In the class of permutations, appending two disjoint permutations together corresponds to a coproduct (i.e. disjoint union) in the category of these algebraic objects. As far as I am aware, there is not too much we can say about this category since permutations are a fairly simple algebraic object, but we do get one theorem analogous to the fundamental theorem of finitely generated abelian groups. Namely, any finitely generated permutation (or even non-finitely generated permutations for that matter) can be decomposed into a coproduct of primitive cyclic permutations.
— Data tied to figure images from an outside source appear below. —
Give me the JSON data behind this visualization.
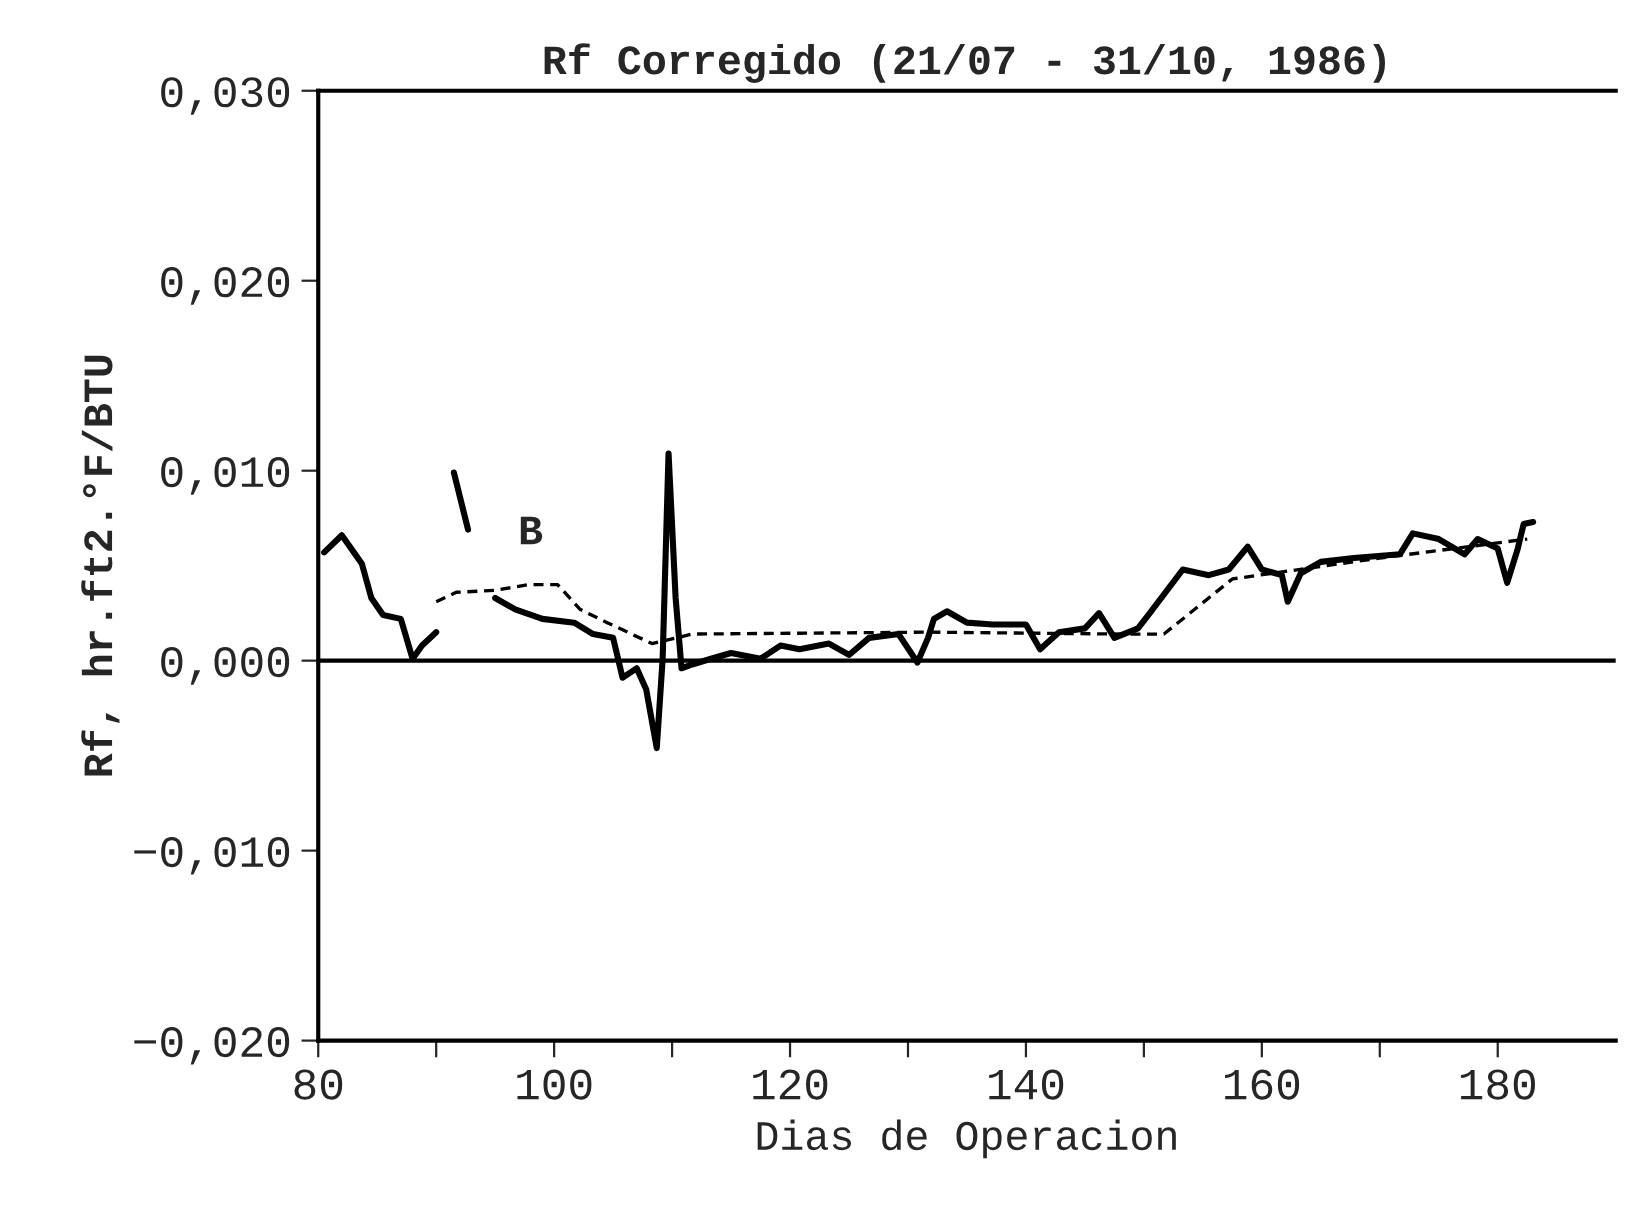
{
  "chart_data": {
    "type": "line",
    "title": "Rf Corregido (21/07 - 31/10, 1986)",
    "xlabel": "Dias de Operacion",
    "ylabel": "Rf, hr.ft2.°F/BTU",
    "xlim": [
      80,
      190
    ],
    "ylim": [
      -0.02,
      0.03
    ],
    "xticks": [
      80,
      {
        "value": 90,
        "label": null
      },
      100,
      {
        "value": 110,
        "label": null
      },
      120,
      {
        "value": 130,
        "label": null
      },
      140,
      {
        "value": 150,
        "label": null
      },
      160,
      {
        "value": 170,
        "label": null
      },
      180
    ],
    "yticks": [
      {
        "value": -0.02,
        "label": "−0,020"
      },
      {
        "value": -0.01,
        "label": "−0,010"
      },
      {
        "value": 0.0,
        "label": "0,000"
      },
      {
        "value": 0.01,
        "label": "0,010"
      },
      {
        "value": 0.02,
        "label": "0,020"
      },
      {
        "value": 0.03,
        "label": "0,030"
      }
    ],
    "grid": false,
    "legend": false,
    "marker": "none",
    "ref_lines": [
      {
        "axis": "y",
        "value": 0,
        "color": "#000000",
        "line_style": "solid"
      }
    ],
    "annotations": [
      {
        "text": "B",
        "x": 98,
        "y": 0.0067
      }
    ],
    "series": [
      {
        "color": "#000000",
        "line_style": "solid",
        "x": [
          80.5,
          82,
          83.7,
          84.5,
          85.5,
          87,
          88,
          88.8,
          90
        ],
        "values": [
          0.0057,
          0.0066,
          0.0051,
          0.0033,
          0.0024,
          0.0022,
          0.0001,
          0.0008,
          0.0015
        ]
      },
      {
        "color": "#000000",
        "line_style": "solid",
        "x": [
          95,
          96.7,
          99,
          101.7,
          103.3,
          105,
          105.8,
          107,
          107.8,
          108.7,
          109.2,
          109.7,
          110.3,
          110.8,
          111.7,
          113.3,
          115,
          117.5,
          119.2,
          120.8,
          123.3,
          125,
          126.7,
          129.2,
          130.8,
          131.7,
          132.2,
          133.3,
          135,
          137.2,
          140,
          141.2,
          142.8,
          145,
          146.2,
          147.5,
          149.5,
          150.5,
          153.3,
          155.5,
          157.2,
          158.8,
          160,
          161.7,
          162.2,
          163.3,
          165,
          167.8,
          171.7,
          172.8,
          175,
          177.2,
          178.3,
          180,
          180.8,
          181.7,
          182.2,
          183
        ],
        "values": [
          0.0033,
          0.0027,
          0.0022,
          0.002,
          0.0014,
          0.0012,
          -0.0009,
          -0.0004,
          -0.0015,
          -0.0046,
          0.0001,
          0.0109,
          0.0033,
          -0.0004,
          -0.0002,
          0.0001,
          0.0004,
          0.0001,
          0.0008,
          0.0006,
          0.0009,
          0.0003,
          0.0012,
          0.0014,
          -0.0001,
          0.0012,
          0.0022,
          0.0026,
          0.002,
          0.0019,
          0.0019,
          0.0006,
          0.0015,
          0.0017,
          0.0025,
          0.0012,
          0.0017,
          0.0025,
          0.0048,
          0.0045,
          0.0048,
          0.006,
          0.0048,
          0.0045,
          0.0031,
          0.0046,
          0.0052,
          0.0054,
          0.0056,
          0.0067,
          0.0064,
          0.0056,
          0.0064,
          0.0059,
          0.0041,
          0.0059,
          0.0072,
          0.0073
        ]
      },
      {
        "color": "#000000",
        "line_style": "dashed",
        "x": [
          90,
          91.7,
          95,
          97.8,
          100.3,
          102.2,
          104.5,
          108.3,
          111.7,
          131.7,
          148.3,
          151.7,
          157.5,
          170,
          182.5
        ],
        "values": [
          0.0031,
          0.0036,
          0.0037,
          0.004,
          0.004,
          0.0027,
          0.002,
          0.0009,
          0.0014,
          0.0015,
          0.0014,
          0.0014,
          0.0043,
          0.0054,
          0.0064
        ]
      },
      {
        "color": "#000000",
        "line_style": "solid",
        "x": [
          91.5,
          92.7
        ],
        "values": [
          0.0099,
          0.0069
        ]
      }
    ]
  }
}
$\textit{Proof}.$ Let $\sigma:X\to X$ be a permutation. We can define an equivalence relation by declaring $x\sim y$ iff there exists $n\in\mathbb{Z}$ such that $y=\sigma^n(x)$ (i.e. the equivalence class of $x$ is the subpermutation of $(X,\sigma)$ generated by $x$). For each equivalence class, choose a representative and denote the collection of these representatives by $\{x_\alpha\}_{\alpha\in I}$. I claim
$$(X,\sigma)\cong\coprod_{\alpha\in I}\langle x_\alpha\rangle$$
where $\langle x_\alpha\rangle$ denotes the substructure of $(X,\sigma)$ generated by $x_\alpha$ which is clearly a primitive cyclic permutation. Let $\iota_\alpha:\langle x_\alpha\rangle\to X$ be the inclusion maps (which are clearly homomorphisms between these algebraic structures), let $\tau:Y\to Y$ be a permutation, and let $f_\alpha:\langle x_\alpha\rangle\to Y$ be a collection of homomorphisms (i.e. functions such that $\tau f_\alpha=f_\alpha\sigma\vert_{\langle x_\alpha\rangle}$). Then we can define a function $f:X\to Y$ as such: Given $x\in X$, there exists a unique $\alpha\in I$ such that $x\in\langle x_\alpha\rangle$, so take $f(x):=f_\alpha(x)$. By uniqueness of $\alpha$, this is well-defined, and because $\tau f_\alpha=f_\alpha\sigma\vert_{\langle x_\alpha\rangle}$ for all $\alpha$, we see $\tau f=f\sigma$ (i.e. $f$ is a homomorphism). Furthermore, we clearly see $f_\alpha=f\iota_\alpha$ for every $\alpha$. Thus, $(X,\sigma)$ satisfies the universal property of the coproduct, so there is a canonical isomorphism between $(X,\sigma)$ and $\coprod_\alpha\langle x_\alpha\rangle$.